We arrived at the house around 2 pm and spent most of the day running a few errands to get kitty supplies and a few food staples for the house, unpacking and organizing our things. The house is a small cottage, newly built on a small family farm in the village of Montes de Alvor. The owner lives adjacent to us which we were a little concerned about, but it has worked out extremely well. Teresa and Luis are about our age and very nice people, both are Portuguese but spent most of their life in France. The land is their family’s small farm where Teresa and her sister both have homes, they built the one we are renting as a source of income. Teresa is an avid gardener and maintains a large vegetable garden, and fruit trees galore…Three types of oranges, lemons, mandarins, fig, avocado, peach, etc.. flowers, grapes, kiwi, blackberry, and passion fruit! We have been given access to as much fruit from the trees as we can handle and have discovered that Teresa is very happy to share from her garden. She has delivered Potatoes, zucchini, large green beans, parsley, blackberries, and butternut squash so far, we didn’t know that our rental included groceries!

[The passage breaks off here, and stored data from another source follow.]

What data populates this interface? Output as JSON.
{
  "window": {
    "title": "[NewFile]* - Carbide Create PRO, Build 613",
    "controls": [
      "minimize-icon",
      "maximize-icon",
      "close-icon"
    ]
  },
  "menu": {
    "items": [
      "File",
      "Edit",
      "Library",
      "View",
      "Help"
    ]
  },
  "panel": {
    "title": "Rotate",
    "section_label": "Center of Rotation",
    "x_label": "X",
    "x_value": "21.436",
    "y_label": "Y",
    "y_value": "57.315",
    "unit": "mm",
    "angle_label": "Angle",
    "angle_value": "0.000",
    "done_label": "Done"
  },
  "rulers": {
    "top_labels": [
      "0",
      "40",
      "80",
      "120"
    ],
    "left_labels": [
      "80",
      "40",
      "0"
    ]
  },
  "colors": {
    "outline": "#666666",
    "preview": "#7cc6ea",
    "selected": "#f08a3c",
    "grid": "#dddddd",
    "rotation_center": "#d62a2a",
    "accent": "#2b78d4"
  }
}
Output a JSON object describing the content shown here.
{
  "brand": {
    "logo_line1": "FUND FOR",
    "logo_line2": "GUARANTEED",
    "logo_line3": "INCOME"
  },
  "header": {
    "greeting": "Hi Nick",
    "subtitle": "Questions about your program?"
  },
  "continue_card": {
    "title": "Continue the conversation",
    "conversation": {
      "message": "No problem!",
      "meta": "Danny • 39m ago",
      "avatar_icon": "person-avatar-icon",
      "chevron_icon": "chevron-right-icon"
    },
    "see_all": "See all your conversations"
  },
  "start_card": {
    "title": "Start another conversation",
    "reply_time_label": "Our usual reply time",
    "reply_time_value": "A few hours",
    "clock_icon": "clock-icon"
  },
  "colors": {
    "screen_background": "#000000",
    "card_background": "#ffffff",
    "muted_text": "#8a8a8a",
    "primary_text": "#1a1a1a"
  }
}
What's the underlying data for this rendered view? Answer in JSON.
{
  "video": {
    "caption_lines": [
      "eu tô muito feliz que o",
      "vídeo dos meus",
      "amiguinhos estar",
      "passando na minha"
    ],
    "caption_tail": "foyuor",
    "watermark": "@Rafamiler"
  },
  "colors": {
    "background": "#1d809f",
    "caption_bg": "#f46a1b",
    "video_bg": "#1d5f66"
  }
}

The rest of the week has been spent doing chores and experiencing our new area. We’ve set up our new Portuguese mobile numbers which include cell service, wifi at home, satellite television, and a landline phone all for the cost of 70€! Tried to open a bank account but need our proof of residence first, Secured our proof of residence from the Junta Freguesia (City Hall) with Tony’s help, and shopped and purchased a new car. After shopping at the dealerships only to find very few cars available and a several month wait for new ones, We visited a small family-owned car stand (dealership) that Tony had recommended, he’s a friend of the owner. He had a one-year-old Renault Captur, the car we had narrowed our search to, a very legitimate shop with only newer cars and very good prices compared to the dealerships, so we bought it!
We’ve managed to fit in a little fun time as well, exploring and eating our way through our new area. The beaches are incredible, wide with soft fine sand, and to the east red earth cliffs and rock formations with caves and unique water-carved caves and openings. There are restaurants located along the beach and boardwalk throughout the Algarve. Most beaches have a beach chair concession where you can rent a lounge chair and umbrella without having to haul your own down to the sand. Most restaurants include a wide variety of Portuguese cuisine almost always including a wide variety of fresh fish, shellfish, and octopus. We’ve enjoyed a few of the local restaurants and Pastry shops, walks on the beach, in the village of Alvor, and neighboring Portimão so far and are adapting to the lifestyle and culture as we settle into our new home.
The Village of Alvor. Of course we ran into a festival, they happen all the time around here. I had to try the local delicacy of grilled Sardines! They were delicious
These are from our walks along the local beaches of Alvor. Not pictured well here there are also several restaurants along the beaches that are fantastic for a snack or beverage while hanging out at the beach or to enjoy a nice meal with a view
These are from neighboring Portimao. Another beautiful port/marina town with more amazing beaches
We took a short drive to the neighboring mountain village of Monchique where again we ran into a festival celebrating the foods of the region. The Birds are storks which you see nesting throughout the Algarve, easy to spot their massive nests along the road.
To the west of us is another marina town, Lagos. We stopped for Tapas and Sangria overlooking the Marina. Several world class sailing races are held here
We found a real mexican restaurant that helps with our mexican food craving. Not quite the same quality as we were used to in Southern California but it works. We were also fortunate to find some great fresh chilies in a local market!
Some of the local meals we've had. The Sardines were very good, Shrimp are very common and available in several sizes, and potatoes are served with just about every meal...Boiled, fried, roasted...either way very fresh and tasty!